US presidential hopefuls have been swift to condemn the assassination of Benazir Bhutto, the former Pakistani prime minister.
Bhutto's death has sparked debate amongst US
presidential candidates [AFP]
And many have used the incident both to lay out their own foreign policy experience and to make pointed attacks on their rivals ahead of the first presidential primaries.
Analysts say the crisis, and candidates' reaction to it, shows how global crises are having an impact on the presidential race.
"Pakistan has become a way of testing the candidate's knowledge and wisdom with respect to foreign affairs," Marvin Weinbaum, a former Pakistan and Afghan analyst for the US state department bureau of intelligence, told Al Jazeera.
"I believe it will continue to register in the American election, perhaps not as great as other issues but certainly greater than it had been earlier."
Hillary Clinton, the Democratic presidential front-runner, was one of the first enter the debate, calling last Friday for an independent, international probe into Bhutto's murder.
She also said that the Bush administration's policy of giving General Pervez Musharraf, the Pakistani president, "a blank cheque" for aid had failed.
Barack Obama, the Illinois senator currently locked in a close fight with Clinton for the Democratic nomination, agreed with Clinton's comment on funding, remarking that the US had "poured billions of dollars in support to President Musharraf - and he has not focused on dealing with the terrorist threat that is growing".
However, both later traded accusations that the other was using the assassination for political gain.
Wesley Clark, a former Nato commander and Clinton supporter, criticised Obama's campaign after the senator's chief strategist implied Clinton's support for the war in Iraq had boosted al-Qaeda and called for "leadership, not politics".
'A terrible day'
Many candidates were keen to stress their personal experience of Bhutto, with John Edwards, a former North Carolina senator and Democratic presidential hopeful saying he had personally met Bhutto at a conference in Abu Dhabi.
He also said he had spoken to Musharraf since Bhutto's death. He called for an internationally led investigation into the killing.
"I urged him to continue the democratisation process because of how important it is to the Pakistani people and how important it is to his country," Edwards said.
The failure to protect Ms Bhutto raises a lot of hard questions for the government and security services that must be answered
Bill Richardson, a Democratic candidate and former UN ambassador, called for a halt to US aid to Pakistan until Musharraf left office and full democracy was restored.
"Not one penny more ... until Musharraf is gone and the rule of law is restored," he said.
And Joseph Biden, chairman of the US senate foreign relations committee, said he had recently written to Musharraf, asking for greater protection for Bhutto.
He said: "This is a terrible day.
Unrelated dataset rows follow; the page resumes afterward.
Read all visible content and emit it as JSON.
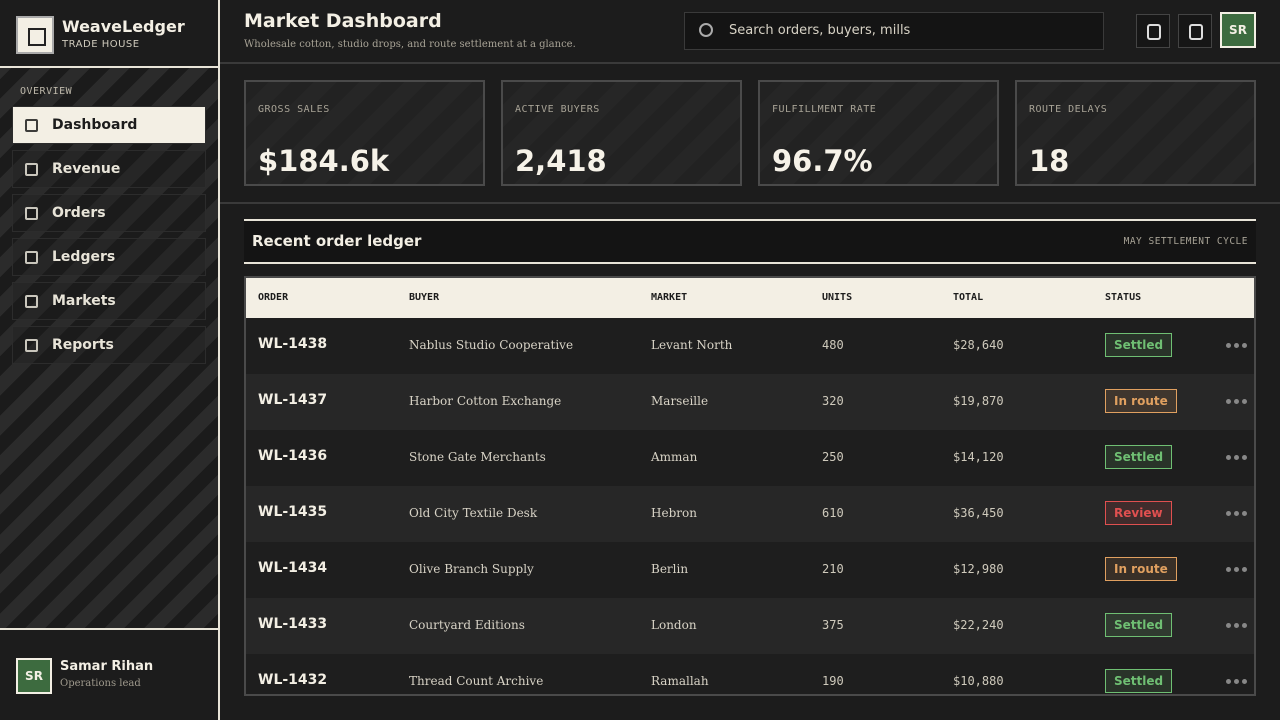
{
  "brand": {
    "name": "WeaveLedger",
    "subtitle": "TRADE HOUSE"
  },
  "sidebar": {
    "section": "OVERVIEW",
    "items": [
      "Dashboard",
      "Revenue",
      "Orders",
      "Ledgers",
      "Markets",
      "Reports"
    ],
    "active": 0
  },
  "user": {
    "initials": "SR",
    "name": "Samar Rihan",
    "role": "Operations lead"
  },
  "header": {
    "title": "Market Dashboard",
    "subtitle": "Wholesale cotton, studio drops, and route settlement at a glance.",
    "search_placeholder": "Search orders, buyers, mills"
  },
  "stats": [
    {
      "label": "GROSS SALES",
      "value": "$184.6k"
    },
    {
      "label": "ACTIVE BUYERS",
      "value": "2,418"
    },
    {
      "label": "FULFILLMENT RATE",
      "value": "96.7%"
    },
    {
      "label": "ROUTE DELAYS",
      "value": "18"
    }
  ],
  "table": {
    "title": "Recent order ledger",
    "note": "MAY SETTLEMENT CYCLE",
    "columns": [
      "ORDER",
      "BUYER",
      "MARKET",
      "UNITS",
      "TOTAL",
      "STATUS"
    ],
    "rows": [
      {
        "cells": [
          "WL-1438",
          "Nablus Studio Cooperative",
          "Levant North",
          "480",
          "$28,640",
          "Settled"
        ],
        "status_color": "#6fbf73"
      },
      {
        "cells": [
          "WL-1437",
          "Harbor Cotton Exchange",
          "Marseille",
          "320",
          "$19,870",
          "In route"
        ],
        "status_color": "#e0a060"
      },
      {
        "cells": [
          "WL-1436",
          "Stone Gate Merchants",
          "Amman",
          "250",
          "$14,120",
          "Settled"
        ],
        "status_color": "#6fbf73"
      },
      {
        "cells": [
          "WL-1435",
          "Old City Textile Desk",
          "Hebron",
          "610",
          "$36,450",
          "Review"
        ],
        "status_color": "#e05050"
      },
      {
        "cells": [
          "WL-1434",
          "Olive Branch Supply",
          "Berlin",
          "210",
          "$12,980",
          "In route"
        ],
        "status_color": "#e0a060"
      },
      {
        "cells": [
          "WL-1433",
          "Courtyard Editions",
          "London",
          "375",
          "$22,240",
          "Settled"
        ],
        "status_color": "#6fbf73"
      },
      {
        "cells": [
          "WL-1432",
          "Thread Count Archive",
          "Ramallah",
          "190",
          "$10,880",
          "Settled"
        ],
        "status_color": "#6fbf73"
      }
    ]
  }
}
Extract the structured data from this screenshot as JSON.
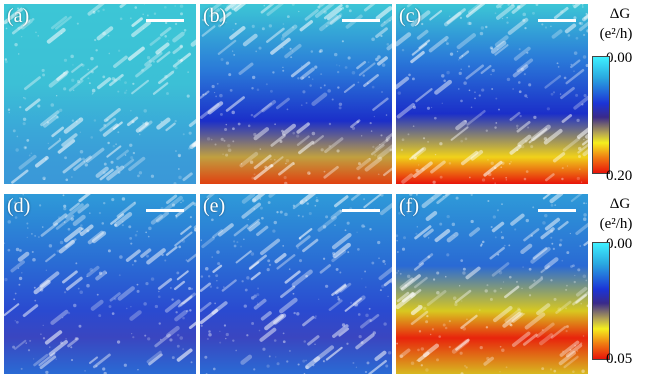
{
  "panels": [
    {
      "label": "(a)",
      "colorbar": "top",
      "level": 0.05
    },
    {
      "label": "(b)",
      "colorbar": "top",
      "level": 0.5
    },
    {
      "label": "(c)",
      "colorbar": "top",
      "level": 0.9
    },
    {
      "label": "(d)",
      "colorbar": "bottom",
      "level": 0.3
    },
    {
      "label": "(e)",
      "colorbar": "bottom",
      "level": 0.45
    },
    {
      "label": "(f)",
      "colorbar": "bottom",
      "level": 0.85
    }
  ],
  "colorbars": [
    {
      "title": "ΔG",
      "unit": "(e²/h)",
      "max_label": "0.00",
      "min_label": "0.20"
    },
    {
      "title": "ΔG",
      "unit": "(e²/h)",
      "max_label": "0.00",
      "min_label": "0.05"
    }
  ],
  "colors": {
    "cyan": "#33c8d8",
    "blue": "#1b2fc9",
    "yellow": "#f5ef1e",
    "red": "#e8140a"
  }
}
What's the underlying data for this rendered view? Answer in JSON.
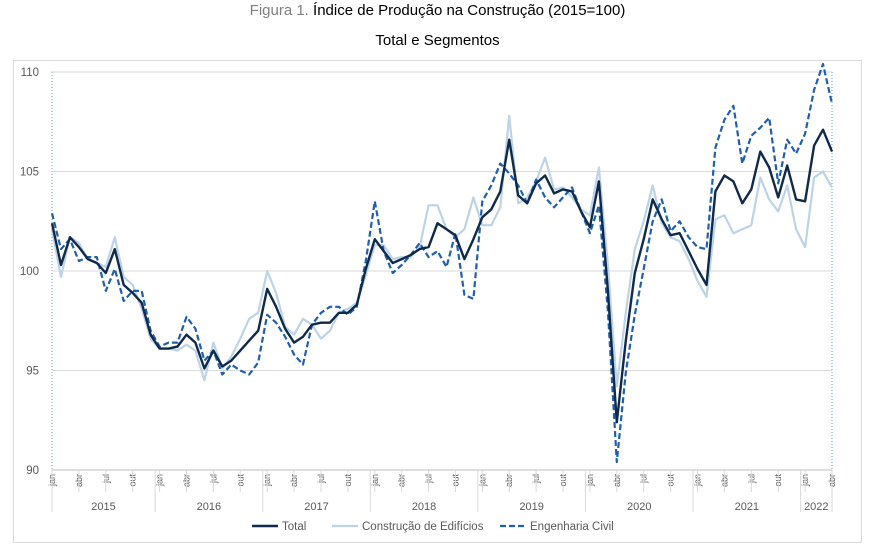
{
  "figure": {
    "title_lead": "Figura 1.",
    "title_main": "Índice de Produção na Construção (2015=100)",
    "subtitle": "Total e Segmentos"
  },
  "colors": {
    "total": "#0f2a4a",
    "edificios": "#bcd3e8",
    "civil": "#1f5fae",
    "grid": "#d9d9d9",
    "axis": "#bfbfbf"
  },
  "chart_data": {
    "type": "line",
    "title": "Índice de Produção na Construção (2015=100)",
    "subtitle": "Total e Segmentos",
    "xlabel": "",
    "ylabel": "",
    "ylim": [
      90,
      110
    ],
    "yticks": [
      90,
      95,
      100,
      105,
      110
    ],
    "grid": true,
    "legend_position": "bottom",
    "month_tick_labels": [
      "jan",
      "abr",
      "jul",
      "out"
    ],
    "years": [
      "2015",
      "2016",
      "2017",
      "2018",
      "2019",
      "2020",
      "2021",
      "2022"
    ],
    "x_start": "2015-01",
    "x_end": "2022-04",
    "series": [
      {
        "name": "Total",
        "style": "solid",
        "values": [
          102.4,
          100.3,
          101.7,
          101.2,
          100.6,
          100.4,
          99.9,
          101.1,
          99.3,
          98.9,
          98.4,
          96.8,
          96.1,
          96.1,
          96.2,
          96.8,
          96.4,
          95.1,
          96.0,
          95.2,
          95.5,
          96.0,
          96.5,
          97.0,
          99.1,
          98.2,
          97.1,
          96.4,
          96.7,
          97.3,
          97.4,
          97.4,
          97.9,
          97.9,
          98.3,
          100.1,
          101.6,
          101.0,
          100.4,
          100.6,
          100.8,
          101.1,
          101.2,
          102.4,
          102.1,
          101.8,
          100.6,
          101.6,
          102.7,
          103.1,
          104.0,
          106.6,
          103.8,
          103.4,
          104.4,
          104.8,
          103.9,
          104.1,
          104.0,
          103.0,
          102.2,
          104.5,
          99.0,
          92.4,
          96.5,
          99.9,
          101.6,
          103.6,
          102.6,
          101.8,
          101.9,
          101.0,
          100.1,
          99.3,
          104.0,
          104.8,
          104.5,
          103.4,
          104.1,
          106.0,
          105.2,
          103.7,
          105.3,
          103.6,
          103.5,
          106.3,
          107.1,
          106.0
        ]
      },
      {
        "name": "Construção de Edifícios",
        "style": "solid",
        "values": [
          102.1,
          99.7,
          101.7,
          101.4,
          100.6,
          100.4,
          100.2,
          101.7,
          99.7,
          99.3,
          98.1,
          96.6,
          96.1,
          96.1,
          96.0,
          96.3,
          96.0,
          94.5,
          96.4,
          95.1,
          95.7,
          96.6,
          97.6,
          97.9,
          100.0,
          98.9,
          97.2,
          96.8,
          97.6,
          97.3,
          96.6,
          97.0,
          97.9,
          98.1,
          98.4,
          99.8,
          101.3,
          101.3,
          100.6,
          100.7,
          100.7,
          101.2,
          103.3,
          103.3,
          102.1,
          101.7,
          102.1,
          103.7,
          102.3,
          102.3,
          103.2,
          107.8,
          103.4,
          103.7,
          104.5,
          105.7,
          104.1,
          104.2,
          103.7,
          103.1,
          102.8,
          105.2,
          100.3,
          94.2,
          97.9,
          101.1,
          102.5,
          104.3,
          102.4,
          101.7,
          101.5,
          100.6,
          99.5,
          98.7,
          102.6,
          102.8,
          101.9,
          102.1,
          102.3,
          104.7,
          103.6,
          103.0,
          104.3,
          102.1,
          101.2,
          104.7,
          105.0,
          104.2
        ]
      },
      {
        "name": "Engenharia Civil",
        "style": "dashed",
        "values": [
          102.9,
          101.1,
          101.6,
          100.5,
          100.7,
          100.7,
          99.0,
          100.1,
          98.5,
          99.0,
          99.0,
          97.0,
          96.2,
          96.4,
          96.4,
          97.7,
          97.1,
          95.5,
          96.0,
          94.8,
          95.3,
          95.0,
          94.8,
          95.4,
          97.8,
          97.4,
          96.7,
          95.8,
          95.3,
          97.3,
          97.9,
          98.2,
          98.2,
          97.8,
          98.2,
          100.5,
          103.5,
          101.0,
          99.9,
          100.3,
          100.8,
          101.4,
          100.7,
          101.0,
          100.2,
          101.9,
          98.8,
          98.6,
          103.5,
          104.3,
          105.4,
          104.9,
          104.3,
          103.4,
          104.6,
          103.7,
          103.2,
          103.7,
          104.2,
          103.0,
          101.9,
          103.3,
          98.0,
          90.4,
          94.9,
          97.8,
          100.1,
          102.5,
          103.6,
          102.0,
          102.5,
          101.7,
          101.2,
          101.1,
          106.2,
          107.6,
          108.3,
          105.4,
          106.8,
          107.2,
          107.7,
          104.4,
          106.6,
          105.9,
          106.9,
          109.1,
          110.4,
          108.4
        ]
      }
    ]
  }
}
I am convinced Ms Bhutto would have won free and fair elections next week.
"The failure to protect Ms Bhutto raises a lot of hard questions for the government and security services that must be answered."
Dennis Kucinich, another Democratic hopeful, issued a statement describing Bhutto as "dedicated to the people of Pakistan".
He called on the US to change its policy towards Pakistan and "stop adding fuel to the fire".
Many candidates emphasised their personal connection to Bhutto and their contact with both the former prime minister and Musharraf.
Senator John McCain said that elections in Pakistan should go ahead, but acknowledged it would be hard for Pakistan's opposition to rally around an alternative candidate.
|Republicans Huckabee [l, with McCain] warned|
candidates about 'political games' [EPA]
"My theme has been throughout this campaign that I'm the one with the experience, the knowledge, the judgement," he said.
"So perhaps it may serve to enhance those credentials to make people understand that I've been to Pakistan, I know Musharraf, I can pick up the phone and call him. I knew Benazir Bhutto."
Mitt Romney, former governor of Massachusetts, expressed concerns about whether Musharraf would be able to control the unrest currently sweeping the country.
"I'm not concerned about the quality of his character, but I am concerned about the quality of his judgment in a setting like this," he said.
Mindful of the Democratic candidates' remarks, Mike Huckabee, the former governor of Arkansas, warned his rivals not to use Bhutto's death to play "political games".
But he had earlier been left embarrassed when, in reaction to Bhutto's death, he asked whether the state of emergency in Pakistan should be lifted, when in fact this had already happened.
Meanwhile, Rudolph Giuliani, mayor of New York City during the 11 September attacks in 2001, cast his reaction as a reminder of how the threat of terrorism was "an enemy of freedom".
"We must redouble our efforts to win the terrorists' war on us," he said.